Read the article yourself - what I get from it, and I may well be guilty of cherrypicking to my own agenda too, is that UK forces in Iraq are concerned with very real smugglers but that officials in London are the ones jumping to perhaps unwarranted conclusions about Iranian leadership direction of all those smuggling outfits.

Certianly, Smith is as honest a reporter as you could hope to find working at a Murdoch newspaper. Unlike say, Sarah Baxter, editors can't rely on the journalist to put their approved spin in for them and may have to add it after a report is submitted. Murdoch's UK outlets are - to fit Conservative Party policy - anti Iraq occupation but pro attacking Iran.

The first part of the UK Murdoch Line is certainly something Smith is OK with. Evidence this blog post from 15th September:
the SAS have been stretched to the limit by their operations in Iraq. We have only a very few special forces. By the very nature of the work they do, we can’t keep them safe, but we do need to husband our resources. We need them out of Iraq and bolstering the forces protecting us from the terrorists both at home and in Afghanistan – where the SBS are currently leading the fight to try to ensure that we get one of Bush's ill-judged wars right!
Still, the most interesting part of the Sunday Times' article for me was a bit McQ failed to mention at all:
Seven American U2 spy planes have passed through RAF Fairford in Gloucestershire this year on their way to Akrotiri in Cyprus or Al-Dhafra in Abu Dhabi, the bases for flights over Iran.
Such flights would be a violation of Iranian airspace and themselves an intense provocation for war. I suspect U-2 spy planes aren't all that good for spotting transient stuff like smugglers - but great for targeting fixed targets for airstrikes.

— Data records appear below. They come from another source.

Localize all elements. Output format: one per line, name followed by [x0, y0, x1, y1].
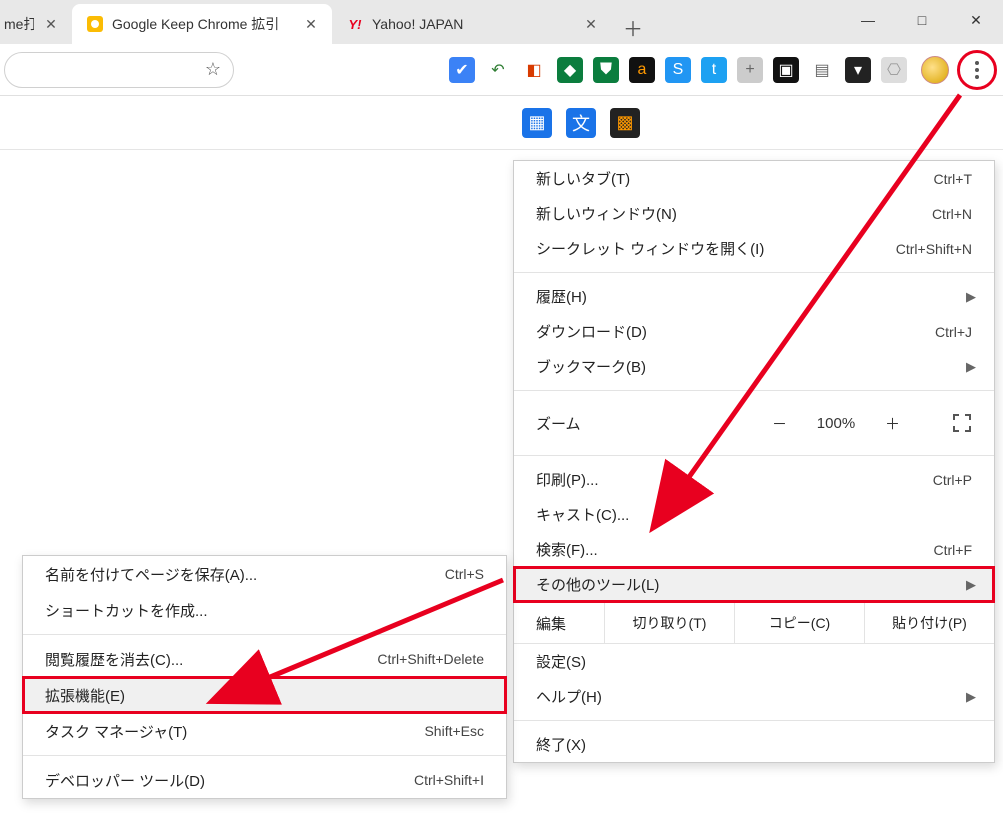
shield-icon[interactable]: ◆ [557, 57, 583, 83]
submenu-create-shortcut[interactable]: ショートカットを作成... [23, 592, 506, 628]
omnibox[interactable]: ☆ [4, 52, 234, 88]
menu-zoom: ズーム － 100% ＋ [514, 397, 994, 449]
location-icon[interactable]: ⎔ [881, 57, 907, 83]
tab-label: me打 [4, 14, 34, 34]
menu-find[interactable]: 検索(F)... Ctrl+F [514, 532, 994, 567]
pip-icon[interactable]: ▣ [773, 57, 799, 83]
image-search-icon[interactable]: ▩ [610, 108, 640, 138]
window-controls: ― □ ✕ [841, 0, 1003, 40]
plus-box-icon[interactable]: + [737, 57, 763, 83]
separator [514, 390, 994, 391]
annotation-circle [957, 50, 997, 90]
tab-label: Yahoo! JAPAN [372, 16, 574, 32]
s-icon[interactable]: S [665, 57, 691, 83]
shield-check-icon[interactable]: ⛊ [593, 57, 619, 83]
chevron-right-icon: ▶ [966, 289, 976, 305]
pocket-icon[interactable]: ▾ [845, 57, 871, 83]
twitter-icon[interactable]: t [701, 57, 727, 83]
close-window-button[interactable]: ✕ [949, 0, 1003, 40]
submenu-save-as[interactable]: 名前を付けてページを保存(A)... Ctrl+S [23, 556, 506, 592]
chevron-right-icon: ▶ [966, 359, 976, 375]
edit-label: 編集 [514, 613, 604, 634]
submenu-dev-tools[interactable]: デベロッパー ツール(D) Ctrl+Shift+I [23, 762, 506, 798]
copy-button[interactable]: コピー(C) [734, 603, 864, 643]
check-icon[interactable]: ✔ [449, 57, 475, 83]
tab-partial[interactable]: me打 ✕ [0, 4, 72, 44]
minimize-button[interactable]: ― [841, 0, 895, 40]
zoom-value: 100% [811, 415, 861, 432]
tab-strip: me打 ✕ Google Keep Chrome 拡引 ✕ Y! Yahoo! … [0, 0, 1003, 44]
maximize-button[interactable]: □ [895, 0, 949, 40]
menu-print[interactable]: 印刷(P)... Ctrl+P [514, 462, 994, 497]
submenu-task-manager[interactable]: タスク マネージャ(T) Shift+Esc [23, 713, 506, 749]
submenu-clear-history[interactable]: 閲覧履歴を消去(C)... Ctrl+Shift+Delete [23, 641, 506, 677]
menu-bookmarks[interactable]: ブックマーク(B) ▶ [514, 349, 994, 384]
new-tab-button[interactable]: ＋ [616, 10, 650, 44]
tab-label: Google Keep Chrome 拡引 [112, 14, 294, 34]
fullscreen-icon[interactable] [952, 413, 972, 433]
menu-help[interactable]: ヘルプ(H) ▶ [514, 679, 994, 714]
reply-icon[interactable]: ↶ [485, 57, 511, 83]
extension-icons-row2: ▦ 文 ▩ [0, 96, 1003, 150]
amazon-icon[interactable]: a [629, 57, 655, 83]
menu-downloads[interactable]: ダウンロード(D) Ctrl+J [514, 314, 994, 349]
more-tools-submenu: 名前を付けてページを保存(A)... Ctrl+S ショートカットを作成... … [22, 555, 507, 799]
menu-exit[interactable]: 終了(X) [514, 727, 994, 762]
menu-new-window[interactable]: 新しいウィンドウ(N) Ctrl+N [514, 196, 994, 231]
bookmark-star-icon[interactable]: ☆ [205, 59, 221, 80]
qr-icon[interactable]: ▦ [522, 108, 552, 138]
close-icon[interactable]: ✕ [42, 15, 60, 33]
separator [514, 720, 994, 721]
office-icon[interactable]: ◧ [521, 57, 547, 83]
submenu-extensions[interactable]: 拡張機能(E) [23, 677, 506, 713]
menu-history[interactable]: 履歴(H) ▶ [514, 279, 994, 314]
separator [514, 272, 994, 273]
close-icon[interactable]: ✕ [582, 15, 600, 33]
chevron-right-icon: ▶ [966, 577, 976, 593]
menu-button[interactable] [961, 54, 993, 86]
close-icon[interactable]: ✕ [302, 15, 320, 33]
zoom-in-button[interactable]: ＋ [885, 413, 900, 434]
page-content [0, 150, 505, 550]
paste-button[interactable]: 貼り付け(P) [864, 603, 994, 643]
cut-button[interactable]: 切り取り(T) [604, 603, 734, 643]
zoom-out-button[interactable]: － [772, 413, 787, 434]
separator [514, 455, 994, 456]
toolbar: ☆ ✔ ↶ ◧ ◆ ⛊ aSt + ▣ ▤ ▾ ⎔ [0, 44, 1003, 96]
menu-new-tab[interactable]: 新しいタブ(T) Ctrl+T [514, 161, 994, 196]
main-menu: 新しいタブ(T) Ctrl+T 新しいウィンドウ(N) Ctrl+N シークレッ… [513, 160, 995, 763]
keep-favicon [86, 15, 104, 33]
profile-avatar[interactable] [921, 56, 949, 84]
chevron-right-icon: ▶ [966, 689, 976, 705]
tab-inactive[interactable]: Y! Yahoo! JAPAN ✕ [332, 4, 612, 44]
menu-cast[interactable]: キャスト(C)... [514, 497, 994, 532]
menu-settings[interactable]: 設定(S) [514, 644, 994, 679]
separator [23, 634, 506, 635]
menu-incognito[interactable]: シークレット ウィンドウを開く(I) Ctrl+Shift+N [514, 231, 994, 266]
page-icon[interactable]: ▤ [809, 57, 835, 83]
menu-more-tools[interactable]: その他のツール(L) ▶ [514, 567, 994, 602]
separator [23, 755, 506, 756]
menu-edit-row: 編集 切り取り(T) コピー(C) 貼り付け(P) [514, 602, 994, 644]
extension-icons: ✔ ↶ ◧ ◆ ⛊ aSt + ▣ ▤ ▾ ⎔ [449, 57, 907, 83]
yahoo-favicon: Y! [346, 15, 364, 33]
translate-icon[interactable]: 文 [566, 108, 596, 138]
tab-active[interactable]: Google Keep Chrome 拡引 ✕ [72, 4, 332, 44]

With Cheney picking up the rhetorical baton from Bush and Mullen today, threatening Iran with "serious consequences" for pursuing nuclear knowledge and saying "We will not allow Iran to have a nuclear weapon", attacks are looking more and more likely - especially now that Bush has made clear that the knowledge to make a nuke, not making a nuke itself, is his administration's red line.